The first description of a unilateral gustatory hyperhidrosis was done as early as in 1757 by the French surgeon M. Duphenix and in 1847 by Baillarger. Frey correlated the unusual physiologic phenomena (1923) and applied the descriptive term «auriculotemporal syndrome».
Bibliography
- M. Duphenix:
Observations sur les fistules du canal salivaire de Stenon. I. Sur une playe compliquée à la joue ou le canal salivaire fut déchiré.

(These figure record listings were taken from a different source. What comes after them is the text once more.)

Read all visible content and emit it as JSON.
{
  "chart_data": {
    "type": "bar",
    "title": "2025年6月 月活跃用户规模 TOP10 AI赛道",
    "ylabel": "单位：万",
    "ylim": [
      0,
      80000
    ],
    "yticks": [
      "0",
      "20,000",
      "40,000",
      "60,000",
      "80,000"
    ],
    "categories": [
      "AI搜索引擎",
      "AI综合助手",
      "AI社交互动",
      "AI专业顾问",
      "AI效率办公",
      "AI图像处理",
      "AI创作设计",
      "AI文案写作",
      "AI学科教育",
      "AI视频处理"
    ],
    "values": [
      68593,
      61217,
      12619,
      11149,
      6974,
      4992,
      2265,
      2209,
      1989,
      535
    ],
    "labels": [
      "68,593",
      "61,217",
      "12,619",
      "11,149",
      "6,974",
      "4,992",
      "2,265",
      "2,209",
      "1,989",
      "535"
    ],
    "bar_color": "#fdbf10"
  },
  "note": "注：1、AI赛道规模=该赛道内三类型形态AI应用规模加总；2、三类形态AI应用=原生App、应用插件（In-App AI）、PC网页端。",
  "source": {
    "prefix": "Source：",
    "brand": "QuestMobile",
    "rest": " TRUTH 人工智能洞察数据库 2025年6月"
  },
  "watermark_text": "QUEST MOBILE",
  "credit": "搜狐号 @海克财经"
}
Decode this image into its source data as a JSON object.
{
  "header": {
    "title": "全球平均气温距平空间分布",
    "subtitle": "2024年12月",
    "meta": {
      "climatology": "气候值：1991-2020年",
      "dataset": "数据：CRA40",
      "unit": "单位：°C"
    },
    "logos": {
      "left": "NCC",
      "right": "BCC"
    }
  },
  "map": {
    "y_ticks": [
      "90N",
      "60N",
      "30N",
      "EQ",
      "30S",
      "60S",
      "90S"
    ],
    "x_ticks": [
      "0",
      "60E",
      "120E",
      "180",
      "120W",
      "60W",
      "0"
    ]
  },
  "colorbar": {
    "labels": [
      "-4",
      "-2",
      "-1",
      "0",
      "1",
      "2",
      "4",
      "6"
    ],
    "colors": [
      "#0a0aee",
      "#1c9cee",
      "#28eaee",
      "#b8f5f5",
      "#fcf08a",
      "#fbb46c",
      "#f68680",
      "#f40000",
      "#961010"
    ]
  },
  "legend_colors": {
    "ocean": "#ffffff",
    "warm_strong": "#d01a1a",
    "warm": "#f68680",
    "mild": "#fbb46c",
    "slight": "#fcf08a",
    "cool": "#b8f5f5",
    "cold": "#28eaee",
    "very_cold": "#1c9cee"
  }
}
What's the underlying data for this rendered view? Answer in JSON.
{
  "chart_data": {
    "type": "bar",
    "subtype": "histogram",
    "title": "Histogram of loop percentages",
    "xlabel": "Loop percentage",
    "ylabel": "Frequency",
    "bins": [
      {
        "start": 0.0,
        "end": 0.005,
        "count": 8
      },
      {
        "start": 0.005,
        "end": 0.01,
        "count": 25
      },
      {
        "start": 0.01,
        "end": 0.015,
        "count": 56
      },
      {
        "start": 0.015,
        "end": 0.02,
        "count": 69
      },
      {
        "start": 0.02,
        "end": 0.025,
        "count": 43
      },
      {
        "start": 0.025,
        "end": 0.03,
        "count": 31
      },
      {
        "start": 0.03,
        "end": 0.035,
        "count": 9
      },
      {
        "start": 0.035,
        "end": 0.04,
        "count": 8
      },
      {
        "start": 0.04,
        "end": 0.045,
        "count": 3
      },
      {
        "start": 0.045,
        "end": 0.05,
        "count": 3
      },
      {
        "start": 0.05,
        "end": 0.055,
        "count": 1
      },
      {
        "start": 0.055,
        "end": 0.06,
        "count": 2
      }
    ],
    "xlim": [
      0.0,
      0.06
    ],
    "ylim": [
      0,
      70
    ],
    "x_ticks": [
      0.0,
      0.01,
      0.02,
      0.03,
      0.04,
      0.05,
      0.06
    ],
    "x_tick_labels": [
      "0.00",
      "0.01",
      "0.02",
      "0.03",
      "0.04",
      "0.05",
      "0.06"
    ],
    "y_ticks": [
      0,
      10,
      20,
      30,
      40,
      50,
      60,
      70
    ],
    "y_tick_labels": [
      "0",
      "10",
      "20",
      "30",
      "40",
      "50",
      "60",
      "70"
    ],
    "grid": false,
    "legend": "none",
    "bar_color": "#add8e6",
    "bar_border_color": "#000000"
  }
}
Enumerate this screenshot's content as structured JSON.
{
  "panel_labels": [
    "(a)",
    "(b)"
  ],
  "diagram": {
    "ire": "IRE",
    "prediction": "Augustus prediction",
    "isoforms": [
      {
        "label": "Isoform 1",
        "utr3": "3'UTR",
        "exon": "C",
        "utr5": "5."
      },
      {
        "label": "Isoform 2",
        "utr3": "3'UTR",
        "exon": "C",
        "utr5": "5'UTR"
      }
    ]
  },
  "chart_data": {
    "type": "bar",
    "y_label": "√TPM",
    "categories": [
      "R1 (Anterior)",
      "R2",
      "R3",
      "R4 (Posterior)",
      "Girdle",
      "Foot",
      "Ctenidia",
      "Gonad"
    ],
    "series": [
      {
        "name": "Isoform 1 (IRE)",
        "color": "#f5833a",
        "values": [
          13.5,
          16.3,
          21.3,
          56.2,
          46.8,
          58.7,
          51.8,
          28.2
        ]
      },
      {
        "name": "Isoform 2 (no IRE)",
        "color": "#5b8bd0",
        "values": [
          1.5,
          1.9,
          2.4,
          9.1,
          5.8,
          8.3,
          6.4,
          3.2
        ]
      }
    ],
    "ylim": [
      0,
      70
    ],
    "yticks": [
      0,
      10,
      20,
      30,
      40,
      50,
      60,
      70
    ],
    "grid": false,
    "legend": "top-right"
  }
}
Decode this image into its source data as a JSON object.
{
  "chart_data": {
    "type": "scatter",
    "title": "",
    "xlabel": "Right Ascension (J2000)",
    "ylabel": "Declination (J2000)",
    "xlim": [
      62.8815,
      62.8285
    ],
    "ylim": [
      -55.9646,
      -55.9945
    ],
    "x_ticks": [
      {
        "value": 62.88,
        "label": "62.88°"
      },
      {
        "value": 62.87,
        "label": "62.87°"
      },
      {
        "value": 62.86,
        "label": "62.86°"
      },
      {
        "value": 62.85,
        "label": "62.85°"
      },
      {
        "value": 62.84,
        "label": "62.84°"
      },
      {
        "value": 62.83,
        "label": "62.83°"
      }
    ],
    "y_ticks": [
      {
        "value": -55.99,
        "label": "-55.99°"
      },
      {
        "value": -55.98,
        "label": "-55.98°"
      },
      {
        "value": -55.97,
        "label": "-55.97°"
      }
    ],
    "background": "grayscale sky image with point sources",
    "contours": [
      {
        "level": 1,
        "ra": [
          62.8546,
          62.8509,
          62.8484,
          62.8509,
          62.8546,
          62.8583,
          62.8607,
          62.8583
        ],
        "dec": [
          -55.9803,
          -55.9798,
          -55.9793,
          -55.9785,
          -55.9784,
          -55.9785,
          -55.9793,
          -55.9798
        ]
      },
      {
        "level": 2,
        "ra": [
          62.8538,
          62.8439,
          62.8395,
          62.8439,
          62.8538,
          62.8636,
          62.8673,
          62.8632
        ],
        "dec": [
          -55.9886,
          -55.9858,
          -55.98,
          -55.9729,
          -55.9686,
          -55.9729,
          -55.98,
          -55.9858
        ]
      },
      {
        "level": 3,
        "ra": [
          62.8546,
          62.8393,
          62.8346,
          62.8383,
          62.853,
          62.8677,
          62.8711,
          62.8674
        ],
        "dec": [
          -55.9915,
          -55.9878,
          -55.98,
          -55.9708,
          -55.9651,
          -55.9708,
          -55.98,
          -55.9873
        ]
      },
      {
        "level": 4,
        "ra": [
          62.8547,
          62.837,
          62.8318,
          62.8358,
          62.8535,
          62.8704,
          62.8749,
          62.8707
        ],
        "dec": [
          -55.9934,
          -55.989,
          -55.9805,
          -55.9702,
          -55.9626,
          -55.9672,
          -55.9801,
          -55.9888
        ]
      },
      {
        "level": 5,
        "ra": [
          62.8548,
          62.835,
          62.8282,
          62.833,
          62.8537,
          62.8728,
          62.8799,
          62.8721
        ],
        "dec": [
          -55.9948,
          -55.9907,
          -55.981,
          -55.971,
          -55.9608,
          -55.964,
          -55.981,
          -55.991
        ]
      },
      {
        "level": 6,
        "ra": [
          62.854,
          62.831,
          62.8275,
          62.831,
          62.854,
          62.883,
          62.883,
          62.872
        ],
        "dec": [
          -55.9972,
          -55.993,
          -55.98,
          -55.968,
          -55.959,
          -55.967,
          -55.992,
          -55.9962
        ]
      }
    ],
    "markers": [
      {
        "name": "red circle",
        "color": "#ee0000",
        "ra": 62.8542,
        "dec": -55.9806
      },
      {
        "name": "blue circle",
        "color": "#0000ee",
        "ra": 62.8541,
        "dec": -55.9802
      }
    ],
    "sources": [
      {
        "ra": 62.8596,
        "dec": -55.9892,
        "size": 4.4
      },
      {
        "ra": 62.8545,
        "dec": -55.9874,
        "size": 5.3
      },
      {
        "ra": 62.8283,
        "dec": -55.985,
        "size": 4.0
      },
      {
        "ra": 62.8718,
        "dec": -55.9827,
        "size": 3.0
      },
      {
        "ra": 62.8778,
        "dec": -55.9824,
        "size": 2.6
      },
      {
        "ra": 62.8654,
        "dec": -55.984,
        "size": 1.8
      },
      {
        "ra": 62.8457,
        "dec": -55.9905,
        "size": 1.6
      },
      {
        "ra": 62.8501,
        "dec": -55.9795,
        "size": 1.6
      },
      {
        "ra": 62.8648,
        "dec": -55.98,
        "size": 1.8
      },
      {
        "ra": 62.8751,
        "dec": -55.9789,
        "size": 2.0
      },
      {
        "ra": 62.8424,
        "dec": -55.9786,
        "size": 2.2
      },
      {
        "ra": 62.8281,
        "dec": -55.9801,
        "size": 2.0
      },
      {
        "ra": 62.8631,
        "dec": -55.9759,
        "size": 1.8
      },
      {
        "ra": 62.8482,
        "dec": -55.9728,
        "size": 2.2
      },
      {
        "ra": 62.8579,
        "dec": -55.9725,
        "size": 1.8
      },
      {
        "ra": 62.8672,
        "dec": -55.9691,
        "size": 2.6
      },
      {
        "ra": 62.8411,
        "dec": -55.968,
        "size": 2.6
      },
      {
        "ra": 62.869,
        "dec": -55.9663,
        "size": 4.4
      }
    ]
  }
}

Mémoires de l'Académie royale de chirurgie, 1757, III: 431-439. - L. E. Dupuy:
Sur l'enèvement des ganglions gutturaux des nerfs trisplanchniques sur des chevaux.
Journal de médecine, chirurgie, pharmacie, etc. Paris, 1816, 37: 340-350. - J. G. F. Baillarger:
Mémoire sur l'obliteration du canal du Sténon.
Gazette médicale de Paris, 1853, 23: 194-197. - L. Frey:
Zespól nerwu uszno-skroniowego. 1923. - Le syndrome du nerf auriculo-temporal.
Revue neurologique, Paris, 1923, 30 (2): 97-104. - Jason G. Williams, Mark E. P. Prince:
Frey's Syndrome: A Case of Aberrant Nerve Regeneration.
The Dalhouse Medical Journal, Halifax, Nova Scotia, Canada, May 1999.